Of all the things that could have caused Ashley Murcia to come undone, she did not expect it to be tacos.
The 42-year-old, who lives in Sycamore, Ill., had mostly kept it together for the past 11 months. She'd been holding things down at her marketing job, making sure her two kids were logged in for virtual school and keeping her family clothed and fed and virus-free.
Because her husband works in the evenings, Murcia also cooked all of the meals. At first, she loved planning out new recipes weeks in advance. The only mainstay was Taco Tuesday, her kids' favorite. It was fine, until one day last month when suddenly it wasn't.
She was out of meal-planning ideas. She was sick of all her previous meal ideas. She was especially sick of tacos.
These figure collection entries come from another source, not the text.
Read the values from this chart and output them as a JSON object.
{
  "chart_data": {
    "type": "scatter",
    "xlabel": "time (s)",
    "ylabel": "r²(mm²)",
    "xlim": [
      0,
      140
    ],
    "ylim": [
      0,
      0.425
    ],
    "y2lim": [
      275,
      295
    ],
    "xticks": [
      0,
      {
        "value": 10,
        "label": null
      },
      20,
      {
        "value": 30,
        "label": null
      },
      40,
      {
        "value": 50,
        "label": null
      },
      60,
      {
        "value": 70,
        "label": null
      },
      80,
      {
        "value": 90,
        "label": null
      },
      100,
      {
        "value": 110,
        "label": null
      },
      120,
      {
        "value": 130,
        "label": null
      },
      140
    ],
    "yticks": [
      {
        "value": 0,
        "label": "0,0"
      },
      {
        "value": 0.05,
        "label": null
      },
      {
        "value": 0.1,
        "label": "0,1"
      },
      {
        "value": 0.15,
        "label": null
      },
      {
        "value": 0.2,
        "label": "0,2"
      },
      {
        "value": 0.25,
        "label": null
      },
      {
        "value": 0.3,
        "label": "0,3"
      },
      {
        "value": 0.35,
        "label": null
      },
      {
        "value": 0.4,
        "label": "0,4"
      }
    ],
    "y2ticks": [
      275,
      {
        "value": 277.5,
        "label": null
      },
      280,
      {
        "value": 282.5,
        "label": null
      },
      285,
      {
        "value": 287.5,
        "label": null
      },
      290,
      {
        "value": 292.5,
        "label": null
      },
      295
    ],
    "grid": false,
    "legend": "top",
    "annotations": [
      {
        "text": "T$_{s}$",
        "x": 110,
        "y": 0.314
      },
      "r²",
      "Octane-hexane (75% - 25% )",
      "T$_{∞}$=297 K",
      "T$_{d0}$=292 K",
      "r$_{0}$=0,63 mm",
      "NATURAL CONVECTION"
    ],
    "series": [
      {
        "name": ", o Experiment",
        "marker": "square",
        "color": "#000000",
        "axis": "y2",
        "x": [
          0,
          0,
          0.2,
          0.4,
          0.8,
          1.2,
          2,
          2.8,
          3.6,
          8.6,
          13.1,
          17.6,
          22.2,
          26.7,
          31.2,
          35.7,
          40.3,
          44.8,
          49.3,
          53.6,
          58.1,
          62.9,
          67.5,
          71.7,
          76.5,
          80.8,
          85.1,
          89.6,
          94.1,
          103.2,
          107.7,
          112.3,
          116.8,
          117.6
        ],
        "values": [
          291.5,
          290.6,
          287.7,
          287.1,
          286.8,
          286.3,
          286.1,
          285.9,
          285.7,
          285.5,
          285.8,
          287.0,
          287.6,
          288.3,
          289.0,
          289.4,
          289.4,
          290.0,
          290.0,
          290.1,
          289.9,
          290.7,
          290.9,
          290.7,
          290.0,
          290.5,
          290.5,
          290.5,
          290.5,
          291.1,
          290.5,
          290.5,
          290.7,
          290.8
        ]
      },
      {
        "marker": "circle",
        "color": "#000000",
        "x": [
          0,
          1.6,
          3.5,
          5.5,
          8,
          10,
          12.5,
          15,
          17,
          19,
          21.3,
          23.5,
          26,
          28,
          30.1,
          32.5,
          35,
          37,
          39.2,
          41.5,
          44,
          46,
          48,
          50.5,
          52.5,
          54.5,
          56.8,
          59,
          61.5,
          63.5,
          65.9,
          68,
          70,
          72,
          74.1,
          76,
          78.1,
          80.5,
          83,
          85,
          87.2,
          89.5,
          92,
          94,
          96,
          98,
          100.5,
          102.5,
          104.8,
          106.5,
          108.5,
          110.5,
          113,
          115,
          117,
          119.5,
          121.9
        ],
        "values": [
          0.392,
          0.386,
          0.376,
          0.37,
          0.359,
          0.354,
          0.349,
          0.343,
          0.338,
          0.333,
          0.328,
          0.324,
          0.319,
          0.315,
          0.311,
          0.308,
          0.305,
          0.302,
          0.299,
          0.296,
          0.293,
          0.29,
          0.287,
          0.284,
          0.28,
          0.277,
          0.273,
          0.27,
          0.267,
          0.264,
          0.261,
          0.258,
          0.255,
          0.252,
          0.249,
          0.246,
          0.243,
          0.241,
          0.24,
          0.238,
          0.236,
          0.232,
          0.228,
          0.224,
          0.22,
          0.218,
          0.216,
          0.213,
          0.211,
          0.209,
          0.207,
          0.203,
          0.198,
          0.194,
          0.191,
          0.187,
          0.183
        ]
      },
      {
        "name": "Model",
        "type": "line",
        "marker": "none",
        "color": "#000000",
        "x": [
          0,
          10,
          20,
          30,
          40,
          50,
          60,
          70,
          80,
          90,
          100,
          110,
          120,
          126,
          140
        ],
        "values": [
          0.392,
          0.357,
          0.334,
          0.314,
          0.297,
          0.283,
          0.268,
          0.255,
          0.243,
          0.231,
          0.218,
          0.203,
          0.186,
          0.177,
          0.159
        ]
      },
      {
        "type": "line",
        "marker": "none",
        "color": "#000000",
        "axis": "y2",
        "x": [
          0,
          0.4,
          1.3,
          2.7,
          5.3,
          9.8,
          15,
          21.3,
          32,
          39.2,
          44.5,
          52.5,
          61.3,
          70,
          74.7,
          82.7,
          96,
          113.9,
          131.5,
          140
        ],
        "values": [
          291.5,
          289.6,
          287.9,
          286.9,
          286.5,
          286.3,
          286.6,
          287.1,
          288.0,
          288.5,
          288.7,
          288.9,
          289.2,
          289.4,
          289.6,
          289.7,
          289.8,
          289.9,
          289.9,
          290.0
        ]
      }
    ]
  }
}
Cooking, cleaning up. Cooking, cleaning up. The quotidian cycle of pandemic living had become overwhelming - and not just in an ugh, chores way. It felt more existential. How much longer? How many more Taco Tuesdays?
"I just reached my limit," she says.
Murcia had run headlong into the pandemic wall, a term popularized by New York Public Radio host Tanzina Vega to capture the particular and sudden feeling of spiritual and emotional exhaustion with life during COVID times.
"Hitting the wall" is a running metaphor, describing the phenomenon of suddenly running out of energy partway through a long race. And the pandemic has been a super-marathon: We're heading toward Month 12, one complete lap around the calendar.